Did you ever hear of the spirituelle lady crook who marries the man to trim him and then falls in love and confesses all? She makes her appearance again in "A Lady of Chance," and Norma Shearer tries to make her both a noble lady and a hard-boiled comedienne. The result is hardly calculated to quicken one's pulses and evoke audible huzzahs. But I suppose, with routine pictures what they are, this one will be swallowed as easily as many like it. At any rate, Dolly, the heroine, wears lots of expensive dresses and, in spite of her misdemeanors, achieves a happy ending in the arms of her husband.
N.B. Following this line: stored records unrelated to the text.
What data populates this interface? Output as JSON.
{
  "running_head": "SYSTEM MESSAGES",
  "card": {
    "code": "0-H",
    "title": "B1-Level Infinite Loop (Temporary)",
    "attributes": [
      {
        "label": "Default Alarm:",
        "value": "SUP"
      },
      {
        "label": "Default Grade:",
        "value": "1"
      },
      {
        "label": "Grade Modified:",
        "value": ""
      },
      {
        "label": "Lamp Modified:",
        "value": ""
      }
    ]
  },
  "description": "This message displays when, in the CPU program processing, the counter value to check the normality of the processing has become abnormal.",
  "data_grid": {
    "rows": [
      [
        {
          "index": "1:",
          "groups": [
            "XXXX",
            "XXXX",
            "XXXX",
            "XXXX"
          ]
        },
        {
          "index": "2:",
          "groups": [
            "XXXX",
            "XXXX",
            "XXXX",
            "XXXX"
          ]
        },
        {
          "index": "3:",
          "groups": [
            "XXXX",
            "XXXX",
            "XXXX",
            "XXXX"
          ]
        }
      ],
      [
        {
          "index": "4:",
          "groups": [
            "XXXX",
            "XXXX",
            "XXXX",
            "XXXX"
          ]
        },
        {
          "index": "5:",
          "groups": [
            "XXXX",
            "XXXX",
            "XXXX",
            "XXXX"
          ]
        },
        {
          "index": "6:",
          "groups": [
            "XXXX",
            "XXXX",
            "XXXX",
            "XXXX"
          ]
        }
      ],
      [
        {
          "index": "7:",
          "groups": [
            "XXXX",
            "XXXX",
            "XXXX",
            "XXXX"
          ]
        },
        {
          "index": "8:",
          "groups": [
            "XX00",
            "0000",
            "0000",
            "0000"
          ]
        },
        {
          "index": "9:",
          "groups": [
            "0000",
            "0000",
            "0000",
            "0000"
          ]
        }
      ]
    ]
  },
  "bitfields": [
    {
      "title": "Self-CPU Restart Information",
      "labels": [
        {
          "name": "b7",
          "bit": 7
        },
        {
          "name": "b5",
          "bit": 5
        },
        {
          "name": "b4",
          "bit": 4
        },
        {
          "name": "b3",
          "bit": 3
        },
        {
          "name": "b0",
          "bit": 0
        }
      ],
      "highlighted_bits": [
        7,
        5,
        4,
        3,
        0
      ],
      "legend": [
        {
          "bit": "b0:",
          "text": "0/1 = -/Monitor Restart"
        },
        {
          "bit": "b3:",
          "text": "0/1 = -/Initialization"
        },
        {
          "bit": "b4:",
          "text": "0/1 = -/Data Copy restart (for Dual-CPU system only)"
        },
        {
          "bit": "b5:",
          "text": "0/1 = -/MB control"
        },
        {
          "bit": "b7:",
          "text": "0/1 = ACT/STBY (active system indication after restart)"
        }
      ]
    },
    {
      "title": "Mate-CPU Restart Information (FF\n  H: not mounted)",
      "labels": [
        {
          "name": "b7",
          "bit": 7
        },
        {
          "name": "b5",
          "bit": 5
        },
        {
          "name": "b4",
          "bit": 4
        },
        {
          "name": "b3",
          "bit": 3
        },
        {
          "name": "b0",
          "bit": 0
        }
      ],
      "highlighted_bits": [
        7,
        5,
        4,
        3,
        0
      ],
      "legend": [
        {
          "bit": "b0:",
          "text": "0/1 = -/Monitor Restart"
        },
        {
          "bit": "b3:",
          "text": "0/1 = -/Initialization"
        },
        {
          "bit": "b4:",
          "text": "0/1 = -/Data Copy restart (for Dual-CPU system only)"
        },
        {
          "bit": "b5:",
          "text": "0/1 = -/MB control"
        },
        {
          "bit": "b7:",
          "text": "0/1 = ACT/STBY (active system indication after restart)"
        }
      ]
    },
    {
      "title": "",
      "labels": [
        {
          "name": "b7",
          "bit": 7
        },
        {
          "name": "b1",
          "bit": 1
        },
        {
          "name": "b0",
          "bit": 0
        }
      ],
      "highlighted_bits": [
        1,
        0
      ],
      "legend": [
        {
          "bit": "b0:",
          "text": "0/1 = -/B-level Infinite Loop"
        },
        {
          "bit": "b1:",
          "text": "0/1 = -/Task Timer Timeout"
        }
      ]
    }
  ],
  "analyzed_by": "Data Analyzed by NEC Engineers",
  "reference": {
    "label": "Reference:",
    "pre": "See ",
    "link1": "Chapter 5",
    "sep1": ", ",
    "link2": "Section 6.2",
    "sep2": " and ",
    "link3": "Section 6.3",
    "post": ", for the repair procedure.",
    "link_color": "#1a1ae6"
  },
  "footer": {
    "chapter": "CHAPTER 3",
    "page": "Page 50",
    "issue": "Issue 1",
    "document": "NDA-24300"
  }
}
So there is not the slightest chance that susceptible spectators will be depressed by the machine-made quality of the picture and the self-conscious overacting of Miss Shearer and her partners in crime, Lowell Sherman and Gwen Lee. Even Eugenie Besserer, one of the most reliable character women, strays from the path of reticence and piles on the simplicity, quaintness and sweetness of a country mother by the spadeful. The John Mack Brown cult certainly does not include me among its votaries, so his usual impersonation of a clerk will stand on its own merits with those who see the light.

Polly Moran starts a new paragraph, because in the bit she plays in a single scene, she brings a refreshing breath of vitality and spontaneity. Her bit is low comedy, of course, but that is its virtue. She dares to be funny, without giving a whoop for the refinement and daintiness so sedulously cultivated by lady-like stars. She succeeds thereby in capturing sympathy for her efforts.